Laurelwood Hop Pickin’ Ale: This beer is the fresh hop beer we’d love on tap at our kegerator system at home. A breezy 4.9% ABV and spiced with fresh Cascades from Annen Brothers Farm in Mt Angel, Oregon, this was the last beer we tried at the fest, and so glad that was the case. There’s no question that Chad Kennedy and the Laurelwood brewers have really done some amazing things with hops over the past few years. This one was just a perfect pale ale for a perfect day, really.
We could have sated our fresh hop desires in Hood River without this wonderful fest (Full Sail, Double Mountain, and Big Horse were all among the best offered on this day), but the friendly faces, many of whom made the journey from Portland like us, and the spectacular weather, made it all more than just about the beer (though it was all about the beer).I think we’d be hard pressed to experience another fresh hop tastival this well organized and with such great weather. It was our favorite since the 2006 event at the NW Quimby Lucky Lab in Portland. Still, if you missed out, there’s more chances for you to taste many of these hoppilicious brews.
Where to find more fresh hop brews:
First off, we always recommend going to the source. Check out the brewpubs like Hopworks, Rock Bottom, BridgePort, Deschutes, Amnesia, Everybody’s Brewing, etc to get what’s left of their fresh hop offerings first hand.
Portland Fresh Hops Tastival. Portland’s biggest fresh hops extravaganza will once again be held at Oaks Amusement Park in Sellwood. You will find many of the same beers offered at the Hood River fest here. The Portland tastival of fresh hops takes place on Saturday October 9, 2010 starting at noon. To purchase tickets, go here. There will also be a Fresh Hop Beer Tastival Preview Party at the same location on October 8 from 5:30-8:30PM. Tickets, wristbands and glasses from this night can be used at the Saturday event.
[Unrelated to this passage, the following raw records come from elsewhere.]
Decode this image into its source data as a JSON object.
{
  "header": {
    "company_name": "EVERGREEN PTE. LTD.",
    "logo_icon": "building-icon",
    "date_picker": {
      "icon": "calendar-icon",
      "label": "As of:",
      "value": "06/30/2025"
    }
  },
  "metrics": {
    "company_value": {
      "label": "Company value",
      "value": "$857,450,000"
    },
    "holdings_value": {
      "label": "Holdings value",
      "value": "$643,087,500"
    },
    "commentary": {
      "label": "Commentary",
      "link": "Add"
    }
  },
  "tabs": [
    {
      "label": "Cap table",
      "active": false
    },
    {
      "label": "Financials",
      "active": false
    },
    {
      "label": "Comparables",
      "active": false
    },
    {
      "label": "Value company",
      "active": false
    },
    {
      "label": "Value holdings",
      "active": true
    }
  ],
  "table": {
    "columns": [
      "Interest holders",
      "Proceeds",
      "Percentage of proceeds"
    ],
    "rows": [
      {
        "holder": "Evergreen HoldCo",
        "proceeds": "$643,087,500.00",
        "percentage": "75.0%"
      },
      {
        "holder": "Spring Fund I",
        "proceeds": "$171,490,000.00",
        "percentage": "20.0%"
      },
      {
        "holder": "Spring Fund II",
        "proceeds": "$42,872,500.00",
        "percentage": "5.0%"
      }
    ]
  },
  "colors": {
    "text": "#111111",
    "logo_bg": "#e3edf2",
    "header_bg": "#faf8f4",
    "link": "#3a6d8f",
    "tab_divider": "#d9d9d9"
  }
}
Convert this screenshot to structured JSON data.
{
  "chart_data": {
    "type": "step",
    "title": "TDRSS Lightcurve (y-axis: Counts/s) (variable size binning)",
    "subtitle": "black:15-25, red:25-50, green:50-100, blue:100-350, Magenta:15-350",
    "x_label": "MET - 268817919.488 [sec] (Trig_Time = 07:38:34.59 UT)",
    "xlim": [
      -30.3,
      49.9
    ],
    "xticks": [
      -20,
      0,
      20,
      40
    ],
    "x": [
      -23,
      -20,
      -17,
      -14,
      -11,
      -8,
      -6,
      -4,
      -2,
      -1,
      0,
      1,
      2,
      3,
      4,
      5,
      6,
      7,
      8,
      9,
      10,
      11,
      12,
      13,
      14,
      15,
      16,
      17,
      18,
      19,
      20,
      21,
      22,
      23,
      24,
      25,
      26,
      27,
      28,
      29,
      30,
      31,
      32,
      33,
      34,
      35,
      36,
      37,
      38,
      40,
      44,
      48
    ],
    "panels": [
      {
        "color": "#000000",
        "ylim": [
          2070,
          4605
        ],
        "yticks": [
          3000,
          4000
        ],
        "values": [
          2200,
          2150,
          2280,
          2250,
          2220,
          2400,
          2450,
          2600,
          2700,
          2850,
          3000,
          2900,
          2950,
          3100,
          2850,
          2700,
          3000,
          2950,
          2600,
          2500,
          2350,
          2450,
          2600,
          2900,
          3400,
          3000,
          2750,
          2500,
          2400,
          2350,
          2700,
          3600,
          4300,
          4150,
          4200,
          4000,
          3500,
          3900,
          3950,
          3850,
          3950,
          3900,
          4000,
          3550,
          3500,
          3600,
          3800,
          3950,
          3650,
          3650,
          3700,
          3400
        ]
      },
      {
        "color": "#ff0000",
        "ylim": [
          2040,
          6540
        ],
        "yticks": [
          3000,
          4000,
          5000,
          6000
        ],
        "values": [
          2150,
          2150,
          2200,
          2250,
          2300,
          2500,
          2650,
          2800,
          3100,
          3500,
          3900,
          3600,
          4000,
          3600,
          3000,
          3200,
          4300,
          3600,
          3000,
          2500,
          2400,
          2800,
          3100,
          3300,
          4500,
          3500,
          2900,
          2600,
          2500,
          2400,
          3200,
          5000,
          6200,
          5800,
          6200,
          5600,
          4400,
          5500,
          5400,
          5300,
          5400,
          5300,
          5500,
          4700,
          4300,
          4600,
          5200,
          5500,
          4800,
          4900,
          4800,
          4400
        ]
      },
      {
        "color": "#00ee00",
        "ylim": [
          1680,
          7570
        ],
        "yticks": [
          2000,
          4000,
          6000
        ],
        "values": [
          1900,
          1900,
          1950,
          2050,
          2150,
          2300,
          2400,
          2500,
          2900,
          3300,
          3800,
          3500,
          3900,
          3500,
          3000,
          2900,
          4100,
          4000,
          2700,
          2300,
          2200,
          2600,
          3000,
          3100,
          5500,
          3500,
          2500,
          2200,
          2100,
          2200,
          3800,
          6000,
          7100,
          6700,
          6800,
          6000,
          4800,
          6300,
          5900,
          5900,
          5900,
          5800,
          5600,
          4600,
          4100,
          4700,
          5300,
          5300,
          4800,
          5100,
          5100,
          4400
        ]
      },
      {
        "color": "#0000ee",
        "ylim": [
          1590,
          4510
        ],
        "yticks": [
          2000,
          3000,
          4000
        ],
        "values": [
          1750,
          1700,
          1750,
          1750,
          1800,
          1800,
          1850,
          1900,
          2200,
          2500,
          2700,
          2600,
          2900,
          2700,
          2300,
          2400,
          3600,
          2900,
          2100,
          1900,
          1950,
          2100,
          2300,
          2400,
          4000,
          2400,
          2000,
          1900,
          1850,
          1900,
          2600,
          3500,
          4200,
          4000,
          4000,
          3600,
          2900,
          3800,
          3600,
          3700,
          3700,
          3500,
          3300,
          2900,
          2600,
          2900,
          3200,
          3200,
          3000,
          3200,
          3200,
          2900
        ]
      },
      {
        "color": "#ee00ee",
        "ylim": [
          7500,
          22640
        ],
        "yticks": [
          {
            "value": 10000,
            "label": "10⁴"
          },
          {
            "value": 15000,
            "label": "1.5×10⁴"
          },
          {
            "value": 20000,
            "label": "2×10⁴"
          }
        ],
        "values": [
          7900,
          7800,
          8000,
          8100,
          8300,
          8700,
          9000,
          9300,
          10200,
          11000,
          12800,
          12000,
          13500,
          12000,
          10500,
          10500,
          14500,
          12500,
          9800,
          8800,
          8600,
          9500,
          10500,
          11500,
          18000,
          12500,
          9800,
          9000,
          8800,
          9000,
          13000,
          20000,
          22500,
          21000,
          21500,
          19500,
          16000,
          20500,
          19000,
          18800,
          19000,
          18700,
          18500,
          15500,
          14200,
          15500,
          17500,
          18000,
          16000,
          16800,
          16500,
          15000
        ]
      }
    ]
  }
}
Eugene Fresh Hop Tastival. Lane Events Center Auditorium will be the host of this year’s Eugene celebration of fresh hops. It’s all happening on Saturday October 16, 2010Noon-9PM. It’s your once-a-year chance to taste what Oregon’s finest brewmasters can do with just-picked hops. Sample more than 20-40 fresh hop beers from Oregon’s top craft brewers, and regional favorites like Oakshire, Ninkasi, Steelhead, and more.For more information on this event and the Portland Fresh Hop Tastival, go to http://oregonbeer.org/fhbt2010/
Killer Green Release Party. Going down October 5, 2010 at the Bye and Bye (1011 NE Alberta, Portland 5:30-8PM). Charlie and the Double Mountain crew will be giving out swag prizes (including the highly coveted KG t-shirts) and pouring dankalicious fresh hopped IPA. For more on the Killer Green, check out Double Mountain’s blog post.